🚫 Cancel Requests Before They Complete
User types fast, sends 10 search requests. All 10 return, UI flickers. AbortController cancels outdated requests.
The Problem
// ❌ Search on every keystroke - race condition!
searchInput.addEventListener('input', async (e) => {
const results = await fetch(`/api/search?q=${e.target.value}`);
const data = await results.json();
displayResults(data);
});
// User types: "javascript"
// Sends: /api/search?q=j
// /api/search?q=ja
// /api/search?q=jav
// /api/search?q=java
// /api/search?q=javas
// ... 10 requests
// All 10 responses come back
// Results flicker as each arrives
// Last one might not be newest!
AbortController Solution
// ✅ Cancel previous request on new keystroke
let controller = null;
searchInput.addEventListener('input', async (e) => {
// Cancel previous request if exists
if (controller) {
controller.abort();
}
// Create new controller
controller = new AbortController();
try {
const results = await fetch(`/api/search?q=${e.target.value}`, {
signal: controller.signal
});
const data = await results.json();
displayResults(data);
} catch (error) {
if (error.name === 'AbortError') {
console.log('Request cancelled');
} else {
console.error('Request failed:', error);
}
}
});
// Only latest request completes
// Previous ones cancelled immediately
🎯 How It Works
- Create controller:
new AbortController() - Pass signal to fetch:
fetch(url, { signal: controller.signal }) - Cancel when needed:
controller.abort() - Catch AbortError: Handle cancellation gracefully
React useEffect Example
function UserProfile({ userId }) {
const [user, setUser] = useState(null);
useEffect(() => {
const controller = new AbortController();
async function fetchUser() {
try {
const response = await fetch(`/api/users/${userId}`, {
signal: controller.signal
});
const data = await response.json();
setUser(data);
} catch (error) {
if (error.name !== 'AbortError') {
console.error('Fetch failed:', error);
}
}
}
fetchUser();
// Cleanup: Cancel request if component unmounts
// or userId changes before request completes
return () => controller.abort();
}, [userId]);
return {user?.name};
}
Timeout with AbortController
⏱️ Auto-cancel after timeout
async function fetchWithTimeout(url, timeout = 5000) {
const controller = new AbortController();
// Auto-abort after timeout
const timeoutId = setTimeout(() => controller.abort(), timeout);
try {
const response = await fetch(url, {
signal: controller.signal
});
clearTimeout(timeoutId);
return await response.json();
} catch (error) {
clearTimeout(timeoutId);
if (error.name === 'AbortError') {
throw new Error('Request timeout');
}
throw error;
}
}
// Usage
try {
const data = await fetchWithTimeout('/api/slow', 3000);
} catch (error) {
console.error('Request timed out or failed');
}
Cancel Multiple Requests
// One controller for multiple requests
const controller = new AbortController();
Promise.all([
fetch('/api/users', { signal: controller.signal }),
fetch('/api/posts', { signal: controller.signal }),
fetch('/api/comments', { signal: controller.signal })
])
.then(responses => Promise.all(responses.map(r => r.json())))

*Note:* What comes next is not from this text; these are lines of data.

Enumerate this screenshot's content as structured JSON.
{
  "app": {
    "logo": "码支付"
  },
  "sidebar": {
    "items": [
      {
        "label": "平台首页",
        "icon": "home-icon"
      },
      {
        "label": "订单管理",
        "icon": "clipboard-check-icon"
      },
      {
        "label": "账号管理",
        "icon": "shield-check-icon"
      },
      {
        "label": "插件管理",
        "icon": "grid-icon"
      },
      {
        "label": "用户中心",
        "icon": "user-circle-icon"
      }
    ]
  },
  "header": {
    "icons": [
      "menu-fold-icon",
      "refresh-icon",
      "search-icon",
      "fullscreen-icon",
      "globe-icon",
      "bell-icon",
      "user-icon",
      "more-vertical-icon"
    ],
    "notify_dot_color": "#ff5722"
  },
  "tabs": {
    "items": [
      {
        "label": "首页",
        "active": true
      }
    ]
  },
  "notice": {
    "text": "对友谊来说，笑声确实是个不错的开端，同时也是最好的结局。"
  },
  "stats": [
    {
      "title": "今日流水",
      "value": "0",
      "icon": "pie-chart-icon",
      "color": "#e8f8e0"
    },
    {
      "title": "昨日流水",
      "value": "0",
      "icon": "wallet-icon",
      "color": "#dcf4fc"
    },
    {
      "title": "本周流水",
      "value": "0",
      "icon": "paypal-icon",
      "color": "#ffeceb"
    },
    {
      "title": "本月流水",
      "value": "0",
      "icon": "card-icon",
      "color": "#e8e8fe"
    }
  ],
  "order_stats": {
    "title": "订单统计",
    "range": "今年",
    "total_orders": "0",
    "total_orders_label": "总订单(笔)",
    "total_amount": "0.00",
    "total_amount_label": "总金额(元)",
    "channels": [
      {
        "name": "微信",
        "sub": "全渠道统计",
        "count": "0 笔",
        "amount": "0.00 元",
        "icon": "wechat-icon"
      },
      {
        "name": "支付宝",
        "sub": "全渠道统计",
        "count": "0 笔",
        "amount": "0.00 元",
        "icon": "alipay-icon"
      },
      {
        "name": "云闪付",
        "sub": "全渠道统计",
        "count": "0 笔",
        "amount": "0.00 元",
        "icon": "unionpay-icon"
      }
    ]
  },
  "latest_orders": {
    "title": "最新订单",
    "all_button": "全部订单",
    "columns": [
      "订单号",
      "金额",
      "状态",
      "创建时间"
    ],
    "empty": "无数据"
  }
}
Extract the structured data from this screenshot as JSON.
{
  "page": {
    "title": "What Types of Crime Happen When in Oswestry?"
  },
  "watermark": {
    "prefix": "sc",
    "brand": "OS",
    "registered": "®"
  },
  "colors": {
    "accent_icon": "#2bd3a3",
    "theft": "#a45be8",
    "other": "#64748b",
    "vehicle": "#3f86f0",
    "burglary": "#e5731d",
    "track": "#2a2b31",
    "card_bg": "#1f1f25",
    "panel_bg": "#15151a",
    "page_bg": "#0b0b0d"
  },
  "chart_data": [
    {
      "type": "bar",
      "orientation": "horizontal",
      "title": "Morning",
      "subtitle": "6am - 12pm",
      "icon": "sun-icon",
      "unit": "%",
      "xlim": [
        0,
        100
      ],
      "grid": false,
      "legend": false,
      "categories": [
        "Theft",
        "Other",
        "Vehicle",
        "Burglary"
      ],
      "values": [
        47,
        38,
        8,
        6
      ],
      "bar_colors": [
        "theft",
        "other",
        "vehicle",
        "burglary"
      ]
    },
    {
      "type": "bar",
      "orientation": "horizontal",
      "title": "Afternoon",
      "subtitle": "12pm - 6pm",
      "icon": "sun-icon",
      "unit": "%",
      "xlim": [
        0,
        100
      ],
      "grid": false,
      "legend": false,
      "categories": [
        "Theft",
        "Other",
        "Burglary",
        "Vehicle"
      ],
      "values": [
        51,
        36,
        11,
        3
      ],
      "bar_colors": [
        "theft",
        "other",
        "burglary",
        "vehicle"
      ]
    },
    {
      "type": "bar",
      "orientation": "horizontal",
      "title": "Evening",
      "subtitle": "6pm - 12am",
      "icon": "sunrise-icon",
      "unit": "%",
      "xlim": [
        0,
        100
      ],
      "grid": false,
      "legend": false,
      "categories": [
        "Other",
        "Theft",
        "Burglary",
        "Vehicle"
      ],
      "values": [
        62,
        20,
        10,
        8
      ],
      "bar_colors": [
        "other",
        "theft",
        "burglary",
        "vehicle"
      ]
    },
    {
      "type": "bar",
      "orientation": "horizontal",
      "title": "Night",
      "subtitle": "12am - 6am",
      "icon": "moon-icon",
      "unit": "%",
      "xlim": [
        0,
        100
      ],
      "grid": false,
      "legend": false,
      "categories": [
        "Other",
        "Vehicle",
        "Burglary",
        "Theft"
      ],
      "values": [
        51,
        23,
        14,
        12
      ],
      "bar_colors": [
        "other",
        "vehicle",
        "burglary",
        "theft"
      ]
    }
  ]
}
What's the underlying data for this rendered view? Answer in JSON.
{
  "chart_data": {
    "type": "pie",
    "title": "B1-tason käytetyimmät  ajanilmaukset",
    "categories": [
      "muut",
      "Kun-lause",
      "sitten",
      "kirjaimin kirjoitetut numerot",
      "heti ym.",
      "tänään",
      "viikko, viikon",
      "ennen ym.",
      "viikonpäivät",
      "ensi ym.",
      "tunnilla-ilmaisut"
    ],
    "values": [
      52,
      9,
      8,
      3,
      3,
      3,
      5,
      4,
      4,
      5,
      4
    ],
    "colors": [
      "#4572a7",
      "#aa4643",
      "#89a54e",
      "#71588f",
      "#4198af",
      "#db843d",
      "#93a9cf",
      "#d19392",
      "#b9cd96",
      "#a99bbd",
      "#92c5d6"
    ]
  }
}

.then(([users, posts, comments]) => {
console.log('All loaded');
})
.catch(error => {
if (error.name === 'AbortError') {
console.log('All requests cancelled');
}
});
// Cancel all 3 requests at once
document.getElementById('cancel').addEventListener('click', () => {
controller.abort();
});
✅ Use Cases
- Search autocomplete: Cancel outdated searches
- React useEffect: Cancel on unmount/dependency change
- Pagination: Cancel previous page when user clicks next
- File uploads: User cancels upload
- Timeouts: Abort slow requests automatically
💡 Important Notes
- Browser support: All modern browsers (IE11 needs polyfill)
- Server still processes: AbortController cancels client-side, server may still complete
- Always catch AbortError: Don’t treat as real error
- One controller = one abort: Can’t reuse after abort, create new one
“Search was sending 20+ requests per search. Added AbortController. Now only final request completes. Reduced server load 95%. UI stopped flickering. Users love the smooth experience.”